Both functions, ~url_of_id and ~channel_of_url, can raise Not_competent to indicate that the object is not able to read from the specified resource. However, there is a difference: A Not_competent from ~url_of_id is left as it is, but a Not_competent from ~channel_of_url is converted to Not_resolvable. So only ~url_of_id decides which URLs are accepted by the resolver and which not.

The function ~channel_of_url must return None as encoding if the default mechanism to recognize the encoding should be used. It must return Some e if it is already known that the encoding of the channel is e.

If ~auto_close = true (which is the default), the channel is closed after use. If ~auto_close = false, the channel is left open.

Objects of this class contain a base URL relative to which relative URLs are interpreted. When creating a new object, you can specify the base URL by passing it as ~base_url argument. When an existing object is cloned, the base URL of the clone is the URL of the original object. - Note that the term "base URL" has a strict definition in RFC 1808.

class resolve_read_this_string : 
    ?id:ext_id -> 
    ?fixenc:encoding -> 
    string -> 
        resolver
Reads from the passed string. If the ~id argument is passed to the object, the created resolver accepts only this ID. Otherwise all IDs are accepted. - Once the resolver has been cloned, it does not accept any ID. This means that this resolver cannot handle inner references to external entities. Note that you can combine this resolver with another resolver that can handle inner references (such as resolve_as_file); see class 'combine' below. - If you pass the ~fixenc argument, the encoding of the string is set to the passed value, regardless of any auto-recognition or any XML declaration.

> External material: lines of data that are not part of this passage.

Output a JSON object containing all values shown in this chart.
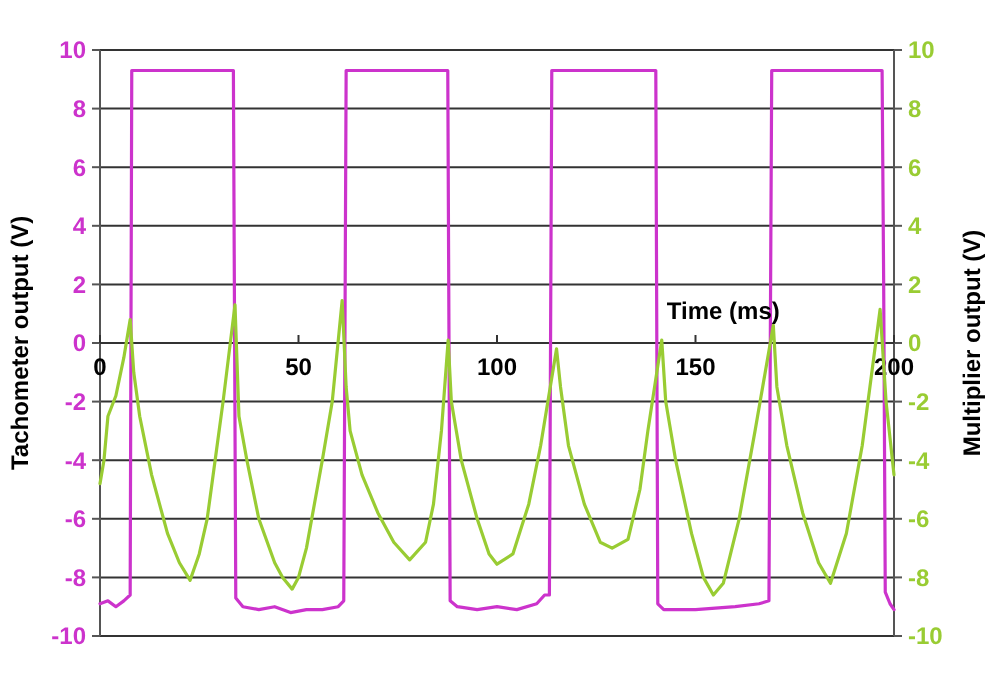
{
  "chart_data": {
    "type": "line",
    "xlabel": "Time (ms)",
    "ylabel": "Tachometer output (V)",
    "y2label": "Multiplier output (V)",
    "xlim": [
      0,
      200
    ],
    "xticks": [
      0,
      50,
      100,
      150,
      200
    ],
    "ylim": [
      -10,
      10
    ],
    "yticks": [
      -10,
      -8,
      -6,
      -4,
      -2,
      0,
      2,
      4,
      6,
      8,
      10
    ],
    "y2lim": [
      -10,
      10
    ],
    "y2ticks": [
      -10,
      -8,
      -6,
      -4,
      -2,
      0,
      2,
      4,
      6,
      8,
      10
    ],
    "grid": "y",
    "line_style": "solid",
    "marker": "none",
    "series": [
      {
        "color": "#cc33cc",
        "x": [
          0,
          2,
          4,
          6,
          7.6,
          8,
          33.6,
          34.2,
          36,
          40,
          44,
          48,
          52,
          56,
          60,
          61.4,
          62,
          87.6,
          88.2,
          90,
          95,
          100,
          105,
          110,
          112,
          113.2,
          113.8,
          140,
          140.5,
          142,
          150,
          160,
          166,
          168.5,
          169.2,
          197,
          197.4,
          197.8,
          199,
          200
        ],
        "values": [
          -8.9,
          -8.8,
          -9,
          -8.8,
          -8.6,
          9.3,
          9.3,
          -8.7,
          -9,
          -9.1,
          -9,
          -9.2,
          -9.1,
          -9.1,
          -9,
          -8.8,
          9.3,
          9.3,
          -8.8,
          -9,
          -9.1,
          -9,
          -9.1,
          -8.9,
          -8.6,
          -8.6,
          9.3,
          9.3,
          -8.9,
          -9.1,
          -9.1,
          -9,
          -8.9,
          -8.8,
          9.3,
          9.3,
          2,
          -8.5,
          -8.9,
          -9.1
        ]
      },
      {
        "color": "#99cc33",
        "axis": "y2",
        "x": [
          0,
          1,
          2,
          4,
          6,
          7.6,
          8.5,
          10,
          13,
          17,
          20,
          22.7,
          25,
          27,
          29,
          31,
          34,
          35,
          37,
          40,
          44,
          46,
          48.4,
          50,
          52,
          56,
          58.5,
          61,
          62,
          63,
          66,
          70,
          74,
          78,
          82,
          84,
          86,
          87.7,
          88.5,
          91,
          95,
          98,
          100,
          104,
          108,
          111,
          115,
          116,
          118,
          122,
          126,
          129,
          133,
          136,
          138,
          141.5,
          142.5,
          145,
          149,
          152,
          154.5,
          157,
          161,
          165,
          169.6,
          170.5,
          173,
          177,
          181,
          184,
          188,
          192,
          196.5,
          198,
          200
        ],
        "values": [
          -4.8,
          -4,
          -2.5,
          -1.8,
          -0.5,
          0.8,
          -1,
          -2.5,
          -4.5,
          -6.5,
          -7.5,
          -8.1,
          -7.2,
          -6,
          -4,
          -2,
          1.3,
          -2.5,
          -4,
          -6,
          -7.5,
          -8,
          -8.4,
          -8,
          -7,
          -4,
          -2,
          1.45,
          -1.5,
          -3,
          -4.5,
          -5.8,
          -6.8,
          -7.4,
          -6.8,
          -5.5,
          -3,
          0.1,
          -2,
          -4,
          -6,
          -7.2,
          -7.55,
          -7.2,
          -5.5,
          -3.5,
          -0.2,
          -1.5,
          -3.5,
          -5.5,
          -6.8,
          -7,
          -6.7,
          -5,
          -3,
          0.1,
          -2,
          -4,
          -6.5,
          -8,
          -8.6,
          -8.2,
          -6,
          -3,
          0.6,
          -1.5,
          -3.5,
          -5.8,
          -7.5,
          -8.2,
          -6.5,
          -3.5,
          1.15,
          -2,
          -4.5
        ]
      }
    ]
  }
}
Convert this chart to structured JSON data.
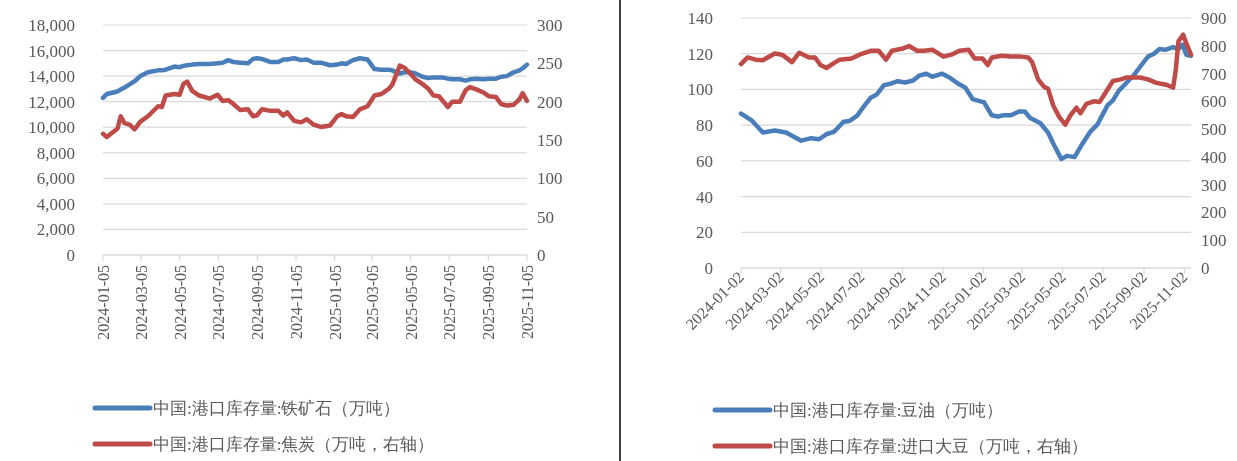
{
  "chart_data": [
    {
      "type": "line",
      "xlim": [
        "2024-01-05",
        "2025-11-05"
      ],
      "xticks": [
        "2024-01-05",
        "2024-03-05",
        "2024-05-05",
        "2024-07-05",
        "2024-09-05",
        "2024-11-05",
        "2025-01-05",
        "2025-03-05",
        "2025-05-05",
        "2025-07-05",
        "2025-09-05",
        "2025-11-05"
      ],
      "ylim": [
        0,
        18000
      ],
      "yticks": [
        0,
        {
          "value": 2000,
          "label": "2,000"
        },
        {
          "value": 4000,
          "label": "4,000"
        },
        {
          "value": 6000,
          "label": "6,000"
        },
        {
          "value": 8000,
          "label": "8,000"
        },
        {
          "value": 10000,
          "label": "10,000"
        },
        {
          "value": 12000,
          "label": "12,000"
        },
        {
          "value": 14000,
          "label": "14,000"
        },
        {
          "value": 16000,
          "label": "16,000"
        },
        {
          "value": 18000,
          "label": "18,000"
        }
      ],
      "y2lim": [
        0,
        300
      ],
      "y2ticks": [
        0,
        50,
        100,
        150,
        200,
        250,
        300
      ],
      "grid": "y",
      "legend": "bottom",
      "x": [
        "2024-01-05",
        "2024-01-11",
        "2024-01-28",
        "2024-02-02",
        "2024-02-08",
        "2024-02-16",
        "2024-02-24",
        "2024-03-04",
        "2024-03-16",
        "2024-04-01",
        "2024-04-07",
        "2024-04-13",
        "2024-04-27",
        "2024-05-05",
        "2024-05-11",
        "2024-05-17",
        "2024-05-25",
        "2024-06-05",
        "2024-06-22",
        "2024-07-04",
        "2024-07-12",
        "2024-07-21",
        "2024-07-29",
        "2024-08-09",
        "2024-08-21",
        "2024-08-29",
        "2024-09-04",
        "2024-09-12",
        "2024-09-26",
        "2024-10-08",
        "2024-10-16",
        "2024-10-22",
        "2024-11-02",
        "2024-11-13",
        "2024-11-22",
        "2024-12-03",
        "2024-12-14",
        "2024-12-29",
        "2025-01-09",
        "2025-01-16",
        "2025-01-23",
        "2025-02-03",
        "2025-02-14",
        "2025-02-26",
        "2025-03-09",
        "2025-03-20",
        "2025-04-01",
        "2025-04-06",
        "2025-04-18",
        "2025-04-26",
        "2025-05-04",
        "2025-05-13",
        "2025-05-24",
        "2025-06-02",
        "2025-06-10",
        "2025-06-19",
        "2025-06-24",
        "2025-07-03",
        "2025-07-10",
        "2025-07-22",
        "2025-07-31",
        "2025-08-07",
        "2025-08-17",
        "2025-08-28",
        "2025-09-06",
        "2025-09-17",
        "2025-09-25",
        "2025-10-04",
        "2025-10-15",
        "2025-10-24",
        "2025-10-29",
        "2025-11-05"
      ],
      "series": [
        {
          "name": "中国:港口库存量:铁矿石（万吨）",
          "color": "#4a7ebb",
          "values": [
            12300,
            12600,
            12800,
            12950,
            13100,
            13350,
            13600,
            14000,
            14300,
            14450,
            14450,
            14500,
            14750,
            14700,
            14800,
            14850,
            14900,
            14950,
            14950,
            15000,
            15050,
            15250,
            15100,
            15050,
            15000,
            15350,
            15400,
            15350,
            15100,
            15100,
            15300,
            15300,
            15400,
            15250,
            15300,
            15050,
            15050,
            14850,
            14900,
            15000,
            14950,
            15250,
            15400,
            15300,
            14550,
            14500,
            14500,
            14450,
            14200,
            14300,
            14300,
            14200,
            13950,
            13850,
            13900,
            13900,
            13900,
            13800,
            13750,
            13750,
            13650,
            13750,
            13800,
            13750,
            13800,
            13800,
            13950,
            14000,
            14300,
            14450,
            14600,
            14900
          ]
        },
        {
          "name": "中国:港口库存量:焦炭（万吨，右轴）",
          "color": "#be4b48",
          "axis": "y2",
          "values": [
            158,
            154,
            165,
            181,
            172,
            170,
            164,
            174,
            181,
            194,
            193,
            208,
            210,
            209,
            223,
            226,
            214,
            208,
            204,
            209,
            201,
            202,
            197,
            189,
            190,
            181,
            182,
            190,
            188,
            188,
            182,
            186,
            175,
            173,
            177,
            170,
            167,
            169,
            181,
            184,
            181,
            180,
            190,
            194,
            208,
            210,
            217,
            222,
            247,
            244,
            237,
            229,
            223,
            217,
            208,
            207,
            202,
            193,
            200,
            200,
            215,
            219,
            216,
            212,
            207,
            206,
            197,
            195,
            196,
            203,
            211,
            201
          ]
        }
      ]
    },
    {
      "type": "line",
      "xlim": [
        "2024-01-02",
        "2025-11-12"
      ],
      "xticks": [
        "2024-01-02",
        "2024-03-02",
        "2024-05-02",
        "2024-07-02",
        "2024-09-02",
        "2024-11-02",
        "2025-01-02",
        "2025-03-02",
        "2025-05-02",
        "2025-07-02",
        "2025-09-02",
        "2025-11-02"
      ],
      "ylim": [
        0,
        140
      ],
      "yticks": [
        0,
        20,
        40,
        60,
        80,
        100,
        120,
        140
      ],
      "y2lim": [
        0,
        900
      ],
      "y2ticks": [
        0,
        100,
        200,
        300,
        400,
        500,
        600,
        700,
        800,
        900
      ],
      "grid": "y",
      "legend": "bottom",
      "series": [
        {
          "name": "中国:港口库存量:豆油（万吨）",
          "color": "#4a7ebb",
          "x": [
            "2024-01-02",
            "2024-01-18",
            "2024-02-04",
            "2024-02-22",
            "2024-03-10",
            "2024-04-02",
            "2024-04-17",
            "2024-04-29",
            "2024-05-10",
            "2024-05-22",
            "2024-06-05",
            "2024-06-14",
            "2024-06-26",
            "2024-07-04",
            "2024-07-16",
            "2024-07-25",
            "2024-08-05",
            "2024-08-14",
            "2024-08-26",
            "2024-09-06",
            "2024-09-18",
            "2024-09-27",
            "2024-10-08",
            "2024-10-17",
            "2024-11-01",
            "2024-11-12",
            "2024-11-24",
            "2024-12-06",
            "2024-12-17",
            "2024-12-29",
            "2025-01-03",
            "2025-01-15",
            "2025-01-24",
            "2025-02-02",
            "2025-02-13",
            "2025-02-25",
            "2025-03-06",
            "2025-03-14",
            "2025-03-29",
            "2025-04-10",
            "2025-04-18",
            "2025-04-30",
            "2025-05-09",
            "2025-05-20",
            "2025-06-01",
            "2025-06-13",
            "2025-06-24",
            "2025-07-09",
            "2025-07-17",
            "2025-07-26",
            "2025-08-07",
            "2025-08-18",
            "2025-08-30",
            "2025-09-08",
            "2025-09-17",
            "2025-09-25",
            "2025-10-04",
            "2025-10-16",
            "2025-10-24",
            "2025-10-30",
            "2025-11-05",
            "2025-11-12"
          ],
          "values": [
            86.5,
            82.7,
            75.9,
            77,
            75.9,
            71.3,
            72.7,
            72.1,
            74.9,
            76.4,
            81.9,
            82.3,
            85.5,
            89.7,
            95.4,
            97.1,
            102.4,
            103.1,
            104.6,
            103.9,
            105,
            107.7,
            108.8,
            107.1,
            108.8,
            106.7,
            103.5,
            101,
            94.6,
            93.3,
            92.9,
            85.5,
            84.8,
            85.5,
            85.5,
            87.6,
            87.6,
            84,
            81.2,
            75.9,
            69.6,
            61.1,
            62.8,
            62.1,
            69.6,
            76.4,
            80.6,
            91.2,
            93.9,
            99.3,
            103.9,
            108.2,
            114.1,
            118.4,
            120,
            122.6,
            122.2,
            123.7,
            122.6,
            125.1,
            119.4,
            118.8
          ]
        },
        {
          "name": "中国:港口库存量:进口大豆（万吨，右轴）",
          "color": "#be4b48",
          "axis": "y2",
          "x": [
            "2024-01-02",
            "2024-01-12",
            "2024-01-24",
            "2024-02-04",
            "2024-02-22",
            "2024-03-04",
            "2024-03-19",
            "2024-03-30",
            "2024-04-14",
            "2024-04-23",
            "2024-05-01",
            "2024-05-10",
            "2024-05-19",
            "2024-05-30",
            "2024-06-17",
            "2024-06-29",
            "2024-07-16",
            "2024-07-28",
            "2024-08-08",
            "2024-08-17",
            "2024-09-01",
            "2024-09-12",
            "2024-09-24",
            "2024-10-05",
            "2024-10-17",
            "2024-11-03",
            "2024-11-15",
            "2024-11-27",
            "2024-12-11",
            "2024-12-20",
            "2025-01-01",
            "2025-01-09",
            "2025-01-15",
            "2025-01-30",
            "2025-02-13",
            "2025-02-28",
            "2025-03-11",
            "2025-03-17",
            "2025-03-26",
            "2025-04-04",
            "2025-04-10",
            "2025-04-18",
            "2025-04-27",
            "2025-05-06",
            "2025-05-14",
            "2025-05-23",
            "2025-05-29",
            "2025-06-07",
            "2025-06-18",
            "2025-06-27",
            "2025-07-06",
            "2025-07-17",
            "2025-07-29",
            "2025-08-07",
            "2025-08-16",
            "2025-08-27",
            "2025-09-08",
            "2025-09-19",
            "2025-09-28",
            "2025-10-07",
            "2025-10-16",
            "2025-10-20",
            "2025-10-24",
            "2025-10-31",
            "2025-11-06",
            "2025-11-12"
          ],
          "values": [
            734,
            758,
            750,
            748,
            772,
            768,
            741,
            775,
            758,
            758,
            731,
            720,
            734,
            750,
            754,
            768,
            782,
            782,
            750,
            782,
            789,
            799,
            782,
            782,
            786,
            761,
            768,
            782,
            786,
            754,
            754,
            731,
            758,
            764,
            761,
            761,
            758,
            741,
            679,
            652,
            645,
            584,
            543,
            516,
            550,
            577,
            557,
            591,
            600,
            598,
            632,
            673,
            679,
            686,
            686,
            686,
            679,
            668,
            663,
            659,
            649,
            713,
            816,
            840,
            802,
            768
          ]
        }
      ]
    }
  ]
}
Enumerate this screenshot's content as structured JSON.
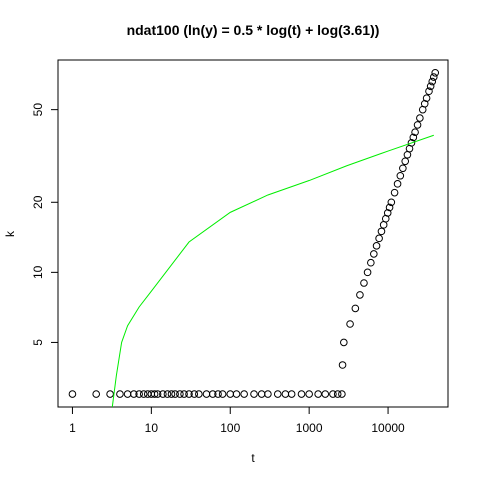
{
  "chart_data": {
    "type": "scatter",
    "title": "ndat100 (ln(y) = 0.5 * log(t) + log(3.61))",
    "x_label": "t",
    "y_label": "k",
    "xlog": true,
    "ylog": true,
    "xlim": [
      0.656,
      57500
    ],
    "ylim": [
      2.64,
      81.7
    ],
    "xticks": [
      1,
      10,
      100,
      1000,
      10000
    ],
    "yticks": [
      5,
      10,
      20,
      50
    ],
    "series": [
      {
        "color": "#000000",
        "marker": "open-circle",
        "x": [
          1,
          2,
          3,
          4,
          5,
          6,
          7,
          8,
          9,
          10,
          11,
          12,
          14,
          16,
          18,
          20,
          23,
          26,
          30,
          35,
          40,
          50,
          60,
          70,
          80,
          100,
          120,
          150,
          200,
          250,
          300,
          400,
          500,
          600,
          800,
          1000,
          1300,
          1600,
          2000,
          2300,
          2600,
          2650,
          2750,
          3300,
          3850,
          4400,
          4950,
          5500,
          6050,
          6600,
          7150,
          7700,
          8250,
          8800,
          9350,
          9900,
          10450,
          11000,
          12100,
          13200,
          14300,
          15400,
          16500,
          17600,
          18700,
          19800,
          20900,
          22000,
          23650,
          25300,
          27500,
          29150,
          30800,
          33000,
          34650,
          36300,
          37950,
          39600
        ],
        "values": [
          3,
          3,
          3,
          3,
          3,
          3,
          3,
          3,
          3,
          3,
          3,
          3,
          3,
          3,
          3,
          3,
          3,
          3,
          3,
          3,
          3,
          3,
          3,
          3,
          3,
          3,
          3,
          3,
          3,
          3,
          3,
          3,
          3,
          3,
          3,
          3,
          3,
          3,
          3,
          3,
          3,
          4,
          5,
          6,
          7,
          8,
          9,
          10,
          11,
          12,
          13,
          14,
          15,
          16,
          17,
          18,
          19,
          20,
          22,
          24,
          26,
          28,
          30,
          32,
          34,
          36,
          38,
          40,
          43,
          46,
          50,
          53,
          56,
          60,
          63,
          66,
          69,
          72
        ]
      },
      {
        "color": "#00ee00",
        "marker": "line",
        "x": [
          3.2,
          3.6,
          4.2,
          5,
          7,
          10,
          30,
          100,
          300,
          1000,
          3000,
          10000,
          38000
        ],
        "values": [
          2.64,
          3.6,
          5,
          5.9,
          7.1,
          8.3,
          13.5,
          18.1,
          21.5,
          24.8,
          28.7,
          33.2,
          38.8
        ]
      }
    ]
  }
}
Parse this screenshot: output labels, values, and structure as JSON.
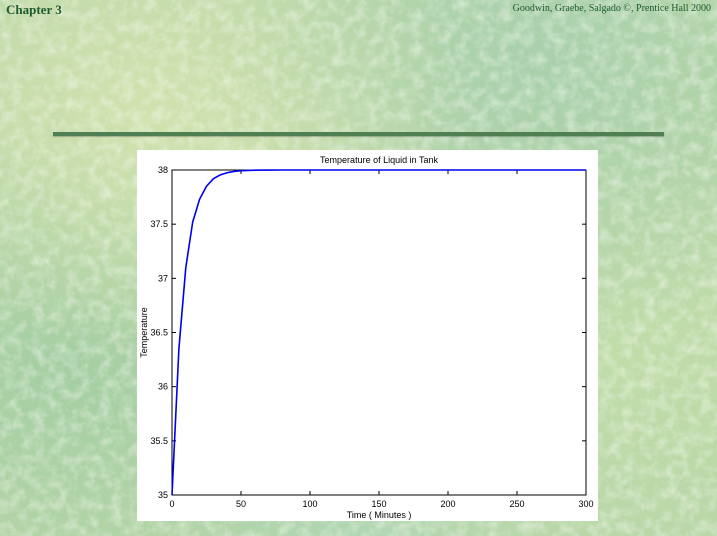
{
  "header": {
    "chapter": "Chapter 3",
    "credit": "Goodwin, Graebe, Salgado ©, Prentice Hall 2000"
  },
  "colors": {
    "background": "#b8d6a8",
    "heading_text": "#1f5a2e",
    "rule": "#4f7f52",
    "series_line": "#0000ee"
  },
  "chart_data": {
    "type": "line",
    "title": "Temperature of Liquid in Tank",
    "xlabel": "Time ( Minutes )",
    "ylabel": "Temperature",
    "xlim": [
      0,
      300
    ],
    "ylim": [
      35,
      38
    ],
    "xticks": [
      0,
      50,
      100,
      150,
      200,
      250,
      300
    ],
    "yticks": [
      35,
      35.5,
      36,
      36.5,
      37,
      37.5,
      38
    ],
    "ytick_labels": [
      "35",
      "35.5",
      "36",
      "36.5",
      "37",
      "37.5",
      "38"
    ],
    "grid": false,
    "series": [
      {
        "color": "#0000ee",
        "x": [
          0,
          5,
          10,
          15,
          20,
          25,
          30,
          35,
          40,
          45,
          50,
          55,
          60,
          70,
          80,
          90,
          100,
          150,
          200,
          250,
          300
        ],
        "y": [
          35,
          36.35,
          37.1,
          37.52,
          37.73,
          37.85,
          37.92,
          37.955,
          37.975,
          37.987,
          37.993,
          37.996,
          37.998,
          37.999,
          38,
          38,
          38,
          38,
          38,
          38,
          38
        ]
      }
    ]
  }
}
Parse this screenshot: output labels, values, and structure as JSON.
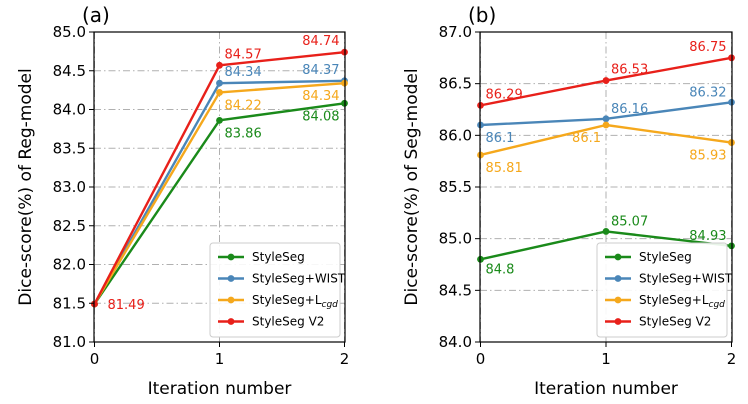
{
  "chart_data": [
    {
      "type": "line",
      "panel_label": "(a)",
      "xlabel": "Iteration number",
      "ylabel": "Dice-score(%) of Reg-model",
      "x": [
        0,
        1,
        2
      ],
      "xticks": [
        "0",
        "1",
        "2"
      ],
      "ylim": [
        81.0,
        85.0
      ],
      "yticks": [
        "81.0",
        "81.5",
        "82.0",
        "82.5",
        "83.0",
        "83.5",
        "84.0",
        "84.5",
        "85.0"
      ],
      "grid": true,
      "legend_position": "bottom-right",
      "series": [
        {
          "name": "StyleSeg",
          "legend": [
            "StyleSeg",
            ""
          ],
          "color": "#1a8a1a",
          "values": [
            81.49,
            83.86,
            84.08
          ],
          "labels": [
            "",
            "83.86",
            "84.08"
          ]
        },
        {
          "name": "StyleSeg+WIST",
          "legend": [
            "StyleSeg+WIST",
            ""
          ],
          "color": "#4a86b8",
          "values": [
            81.49,
            84.34,
            84.37
          ],
          "labels": [
            "",
            "84.34",
            "84.37"
          ]
        },
        {
          "name": "StyleSeg+Lcgd",
          "legend": [
            "StyleSeg+L",
            "cgd"
          ],
          "color": "#f5a81c",
          "values": [
            81.49,
            84.22,
            84.34
          ],
          "labels": [
            "",
            "84.22",
            "84.34"
          ]
        },
        {
          "name": "StyleSeg V2",
          "legend": [
            "StyleSeg V2",
            ""
          ],
          "color": "#e8201a",
          "values": [
            81.49,
            84.57,
            84.74
          ],
          "labels": [
            "81.49",
            "84.57",
            "84.74"
          ]
        }
      ]
    },
    {
      "type": "line",
      "panel_label": "(b)",
      "xlabel": "Iteration number",
      "ylabel": "Dice-score(%) of Seg-model",
      "x": [
        0,
        1,
        2
      ],
      "xticks": [
        "0",
        "1",
        "2"
      ],
      "ylim": [
        84.0,
        87.0
      ],
      "yticks": [
        "84.0",
        "84.5",
        "85.0",
        "85.5",
        "86.0",
        "86.5",
        "87.0"
      ],
      "grid": true,
      "legend_position": "bottom-right",
      "series": [
        {
          "name": "StyleSeg",
          "legend": [
            "StyleSeg",
            ""
          ],
          "color": "#1a8a1a",
          "values": [
            84.8,
            85.07,
            84.93
          ],
          "labels": [
            "84.8",
            "85.07",
            "84.93"
          ]
        },
        {
          "name": "StyleSeg+WIST",
          "legend": [
            "StyleSeg+WIST",
            ""
          ],
          "color": "#4a86b8",
          "values": [
            86.1,
            86.16,
            86.32
          ],
          "labels": [
            "86.1",
            "86.16",
            "86.32"
          ]
        },
        {
          "name": "StyleSeg+Lcgd",
          "legend": [
            "StyleSeg+L",
            "cgd"
          ],
          "color": "#f5a81c",
          "values": [
            85.81,
            86.1,
            85.93
          ],
          "labels": [
            "85.81",
            "86.1",
            "85.93"
          ]
        },
        {
          "name": "StyleSeg V2",
          "legend": [
            "StyleSeg V2",
            ""
          ],
          "color": "#e8201a",
          "values": [
            86.29,
            86.53,
            86.75
          ],
          "labels": [
            "86.29",
            "86.53",
            "86.75"
          ]
        }
      ]
    }
  ]
}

class resolve_read_any_string : 
    string_of_id:(ext_id -> (string * encoding option)) -> 
        resolver
This resolver calls the function ~string_of_id to get the string for the passed ext_id. This function must either return the string and the encoding, or it must fail with Not_competent. The function must return None as encoding if the default mechanism to recognize the encoding should be used. It must return Some e if it is already known that the encoding of the string is e.

class resolve_as_file :
    ?file_prefix:[ `Not_recognized | `Allowed | `Required ] ->
    ?host_prefix:[ `Not_recognized | `Allowed | `Required ] ->
    ?system_encoding:encoding ->
    ?url_of_id:(ext_id -> Neturl.url) -> 
    ?channel_of_url: (Neturl.url -> (in_channel * encoding option)) ->
    unit -> 
        resolver
Reads from the local file system. Every file name is interpreted as file name of the local file system, and the referred file is read.

The full form of a file URL is: file://host/path, where 'host' specifies the host system where the file identified 'path' resides. host = "" or host = "localhost" are accepted; other values will raise Not_competent. The standard for file URLs is defined in RFC 1738.

Option ~file_prefix: Specifies how the "file:" prefix of file names is handled:

Option ~host_prefix: Specifies how the "//host" phrase of file names is handled:

Option ~system_encoding: Specifies the encoding of file names of the local file system. Default: UTF-8.

Options ~url_of_id, ~channel_of_url: Not for the casual user!

class combine : 
    ?prefer:resolver -> 
    resolver list -> 
        resolver
Combines several resolver objects. If a concrete entity with an ext_id is to be opened, the combined resolver tries the contained resolvers in turn until a resolver accepts opening the entity (i.e. it does not raise Not_competent on open_in).

Clones: If the 'clone' method is invoked before 'open_in', all contained resolvers are cloned separately and again combined. If the 'clone' method is invoked after 'open_in' (i.e. while the resolver is open), additionally the clone of the active resolver is flagged as being preferred, i.e. it is tried first.